In theory, of course, you can adopt a passive attitude and assume that big tech collects so much information about us that it won't change much. In practice, however, this means another step, taken quietly and inconspicuously, towards the end of any anonymity. The fact that we willingly put so much information into the hands of AI chatbots poses a huge privacy risk that we collectively ignore for convenience's sake. And the proliferation of agent browsers will make this problem worse. By letting artificial intelligence into our lives not only when we open the appropriate application, but also during every second of our online activity, we expose ourselves to algorithms. For Google, OpenAI, Microsoft or Meta – this is an ideal scenariowhich fits perfectly into the proposed model of the future, in which algorithms know us better than we know ourselves. In business terms, it's a goldmine, especially since most users will have no qualms about using this tool.

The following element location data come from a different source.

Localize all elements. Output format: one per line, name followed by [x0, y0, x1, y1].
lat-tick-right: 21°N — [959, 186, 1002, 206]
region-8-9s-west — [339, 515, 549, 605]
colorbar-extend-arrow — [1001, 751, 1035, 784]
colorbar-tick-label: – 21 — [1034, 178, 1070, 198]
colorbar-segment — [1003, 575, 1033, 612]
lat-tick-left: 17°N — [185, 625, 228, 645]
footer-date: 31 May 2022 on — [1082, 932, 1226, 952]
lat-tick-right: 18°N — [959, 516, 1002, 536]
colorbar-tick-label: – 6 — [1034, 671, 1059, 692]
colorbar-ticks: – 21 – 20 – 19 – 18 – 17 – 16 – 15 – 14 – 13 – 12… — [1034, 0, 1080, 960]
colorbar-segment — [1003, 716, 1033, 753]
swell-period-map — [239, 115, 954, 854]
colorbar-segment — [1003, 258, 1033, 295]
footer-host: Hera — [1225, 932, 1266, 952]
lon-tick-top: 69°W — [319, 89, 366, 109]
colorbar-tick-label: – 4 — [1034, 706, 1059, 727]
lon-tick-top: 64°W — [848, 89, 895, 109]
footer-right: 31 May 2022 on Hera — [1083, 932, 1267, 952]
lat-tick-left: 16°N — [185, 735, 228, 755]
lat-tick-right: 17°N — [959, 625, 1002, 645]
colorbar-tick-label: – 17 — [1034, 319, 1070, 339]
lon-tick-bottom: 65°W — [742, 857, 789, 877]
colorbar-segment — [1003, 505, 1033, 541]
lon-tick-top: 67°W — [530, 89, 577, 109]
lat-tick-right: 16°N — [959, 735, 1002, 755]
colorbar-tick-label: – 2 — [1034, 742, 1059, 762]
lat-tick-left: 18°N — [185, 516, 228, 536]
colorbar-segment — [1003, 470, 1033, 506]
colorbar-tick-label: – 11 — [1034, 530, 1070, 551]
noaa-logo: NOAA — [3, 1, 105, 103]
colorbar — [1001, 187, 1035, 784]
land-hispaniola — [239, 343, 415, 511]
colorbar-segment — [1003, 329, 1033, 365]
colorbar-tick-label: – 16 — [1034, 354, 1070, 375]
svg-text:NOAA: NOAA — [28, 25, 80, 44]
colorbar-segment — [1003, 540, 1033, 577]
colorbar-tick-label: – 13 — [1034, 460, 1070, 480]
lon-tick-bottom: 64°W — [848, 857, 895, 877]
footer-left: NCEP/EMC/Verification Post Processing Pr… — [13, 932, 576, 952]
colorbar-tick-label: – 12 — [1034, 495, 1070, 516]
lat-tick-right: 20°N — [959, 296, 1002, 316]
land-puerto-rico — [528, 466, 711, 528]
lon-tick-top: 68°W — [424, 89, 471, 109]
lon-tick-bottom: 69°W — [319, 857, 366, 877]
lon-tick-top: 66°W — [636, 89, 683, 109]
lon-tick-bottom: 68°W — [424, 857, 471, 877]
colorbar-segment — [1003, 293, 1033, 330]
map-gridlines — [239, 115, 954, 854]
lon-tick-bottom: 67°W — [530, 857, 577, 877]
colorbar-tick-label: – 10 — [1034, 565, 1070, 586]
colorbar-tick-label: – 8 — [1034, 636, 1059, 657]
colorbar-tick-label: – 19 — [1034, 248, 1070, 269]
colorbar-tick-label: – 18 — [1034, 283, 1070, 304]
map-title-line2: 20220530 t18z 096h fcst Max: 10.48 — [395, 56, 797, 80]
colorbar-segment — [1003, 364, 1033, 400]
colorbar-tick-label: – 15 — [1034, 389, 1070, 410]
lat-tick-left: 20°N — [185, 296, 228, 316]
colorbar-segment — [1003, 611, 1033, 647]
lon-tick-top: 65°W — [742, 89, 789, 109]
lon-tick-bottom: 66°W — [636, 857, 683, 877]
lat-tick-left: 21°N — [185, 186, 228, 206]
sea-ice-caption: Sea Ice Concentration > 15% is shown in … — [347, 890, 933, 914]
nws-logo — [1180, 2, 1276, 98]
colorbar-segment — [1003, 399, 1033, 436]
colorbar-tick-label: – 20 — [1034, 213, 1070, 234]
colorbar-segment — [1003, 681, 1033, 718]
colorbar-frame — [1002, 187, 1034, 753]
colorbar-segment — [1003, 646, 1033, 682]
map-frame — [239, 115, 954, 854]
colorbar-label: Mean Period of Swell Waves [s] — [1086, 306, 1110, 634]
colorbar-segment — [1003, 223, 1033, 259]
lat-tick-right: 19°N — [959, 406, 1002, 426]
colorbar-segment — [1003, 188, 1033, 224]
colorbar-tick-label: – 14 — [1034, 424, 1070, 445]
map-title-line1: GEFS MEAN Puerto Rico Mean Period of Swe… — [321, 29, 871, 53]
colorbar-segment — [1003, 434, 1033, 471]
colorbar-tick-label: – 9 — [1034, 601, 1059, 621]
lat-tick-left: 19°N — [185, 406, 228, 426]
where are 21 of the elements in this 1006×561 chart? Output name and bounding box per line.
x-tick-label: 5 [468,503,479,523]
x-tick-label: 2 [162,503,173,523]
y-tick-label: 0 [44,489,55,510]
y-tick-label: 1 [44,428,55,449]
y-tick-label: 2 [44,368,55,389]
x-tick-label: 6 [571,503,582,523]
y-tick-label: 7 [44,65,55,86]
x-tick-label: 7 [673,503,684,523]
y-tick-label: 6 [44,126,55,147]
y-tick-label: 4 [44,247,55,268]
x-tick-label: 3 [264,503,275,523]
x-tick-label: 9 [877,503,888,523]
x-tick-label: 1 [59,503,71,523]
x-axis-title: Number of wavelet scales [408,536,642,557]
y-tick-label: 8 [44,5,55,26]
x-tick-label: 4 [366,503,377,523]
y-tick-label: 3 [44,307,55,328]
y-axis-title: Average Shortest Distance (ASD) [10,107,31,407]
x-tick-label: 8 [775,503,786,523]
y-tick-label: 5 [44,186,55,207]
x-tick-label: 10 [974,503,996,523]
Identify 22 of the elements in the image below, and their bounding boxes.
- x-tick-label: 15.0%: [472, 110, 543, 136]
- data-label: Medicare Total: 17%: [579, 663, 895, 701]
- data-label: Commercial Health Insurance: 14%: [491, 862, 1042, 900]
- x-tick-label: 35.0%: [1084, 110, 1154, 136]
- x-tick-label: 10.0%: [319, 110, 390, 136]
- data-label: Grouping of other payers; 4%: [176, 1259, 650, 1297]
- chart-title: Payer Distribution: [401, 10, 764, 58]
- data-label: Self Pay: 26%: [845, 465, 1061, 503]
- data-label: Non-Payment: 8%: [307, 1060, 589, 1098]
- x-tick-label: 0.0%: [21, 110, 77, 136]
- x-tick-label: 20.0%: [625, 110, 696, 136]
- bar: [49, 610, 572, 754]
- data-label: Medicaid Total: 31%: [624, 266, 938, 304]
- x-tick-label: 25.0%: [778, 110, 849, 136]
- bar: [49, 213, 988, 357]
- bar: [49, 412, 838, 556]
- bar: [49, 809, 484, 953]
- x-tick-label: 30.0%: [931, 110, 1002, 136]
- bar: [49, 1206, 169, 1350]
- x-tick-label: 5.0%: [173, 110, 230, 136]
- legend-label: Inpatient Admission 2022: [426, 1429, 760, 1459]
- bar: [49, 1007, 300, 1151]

It is to be naturally optional and, at least at the initial stage, it will require active clicking and launching the agent mode in Google Chrome. But looking at the giant's past practices, e.g. those related to the AI mode in the search engine, it won't be long before the agent window will become the default optionwhich greets us every time we want to access the Internet.
Google Chrome integrated with Gemini debuts first in the United States and requires paying for one of the Google AI Pro subscriptions (PLN 98 per month) or Google AI Ultra (PLN 1,230 per month). The pilot stage will probably last several months, after which expansion to other markets and access to additional users is planned.